I have never visited Montepulciano, but I have long wanted to visit largely on account of its importance for having gifted these exceptional figures to history. In turn, on a number of occasions, I have attempted to visit the place “through the bottle,” to use a Scrutonian phrase.

I should clear one thing up: the famous Montepulciano d’Abruzzo is a wine made nowhere near Montepulciano, but is rather made from Montepulciano grapes in the Abruzzo region, over a four-hour drive from the town of Montepulciano. As it happens, I have consistently found Montepulciano d’Abruzzo to make for very bad drinking. It is unfortunate, then, that the blended wine made from grapes near the town of Montepulciano—wine referred to as ‘Vino Nobile di Montepulciano’— is tarnished by its association with the eponymous Montepulciano d’Abruzzo. Indeed, this association is especially unfortunate given that, bizarrely enough, Vino Nobile di Montepulciano is never made with Montepulciano grapes, which are not grown anywhere near the town of Montepulciano. Such is the strange way of the world.

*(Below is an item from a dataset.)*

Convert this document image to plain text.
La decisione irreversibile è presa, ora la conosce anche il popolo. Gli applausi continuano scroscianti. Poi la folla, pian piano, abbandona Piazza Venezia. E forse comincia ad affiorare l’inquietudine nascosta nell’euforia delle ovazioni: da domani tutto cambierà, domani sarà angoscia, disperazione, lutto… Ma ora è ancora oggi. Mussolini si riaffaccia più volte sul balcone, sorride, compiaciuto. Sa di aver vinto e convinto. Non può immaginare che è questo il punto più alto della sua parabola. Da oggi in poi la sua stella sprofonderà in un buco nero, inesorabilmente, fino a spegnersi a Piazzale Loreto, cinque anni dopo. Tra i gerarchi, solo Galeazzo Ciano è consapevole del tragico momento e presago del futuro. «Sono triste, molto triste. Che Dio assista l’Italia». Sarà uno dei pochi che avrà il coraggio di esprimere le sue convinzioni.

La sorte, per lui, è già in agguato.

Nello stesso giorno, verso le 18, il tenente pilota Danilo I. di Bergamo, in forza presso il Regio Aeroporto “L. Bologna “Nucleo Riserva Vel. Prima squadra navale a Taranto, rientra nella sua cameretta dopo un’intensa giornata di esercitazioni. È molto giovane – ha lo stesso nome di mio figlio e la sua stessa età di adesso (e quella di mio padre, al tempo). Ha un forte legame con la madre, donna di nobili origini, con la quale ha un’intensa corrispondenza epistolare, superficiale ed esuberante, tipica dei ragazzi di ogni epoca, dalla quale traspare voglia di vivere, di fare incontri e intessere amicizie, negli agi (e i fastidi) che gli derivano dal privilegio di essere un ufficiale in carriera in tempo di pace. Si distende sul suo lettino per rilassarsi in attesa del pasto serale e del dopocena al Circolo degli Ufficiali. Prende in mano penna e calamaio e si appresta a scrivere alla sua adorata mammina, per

On the other hand, the ‘selected’ Vino Nobile di Montepulciano of a well-known supermarket that recently fell into my hands rightly deserves to be so tarnished. I smelled it, and its bouquet, if you can call it that, was solid wall paint. I passed it to my nine-year-old daughter, and she took a small sip and said, “It tastes like red wine, except this one is particularly horrid.” She passed the glass to my sevenyear-old son who in turn took a sip and said, “I prefer apple juice.” It came back to me, and I took my first sip only to experience what tasted like a mouthful of cheap red wine into which someone had poured some nail varnish remover.

A mix of mostly sangiovese with some merlot, I drank this heavy red wine with a frown, hoping that it would grow on me, especially after the introduction of a ribeye steak to the aquation. It didn’t. Moreover, it was the kind of wine of which I could sense a second glass would come with a headache.

I do hope to visit the town of Montepulciano one day, and enjoy its beautiful churches, glorious Renaissance town hall, and the striking Tarugi Palace made entirely from travertine limestone. And if I do ever visit this town of tremendous historical importance, there I shall drink a beer.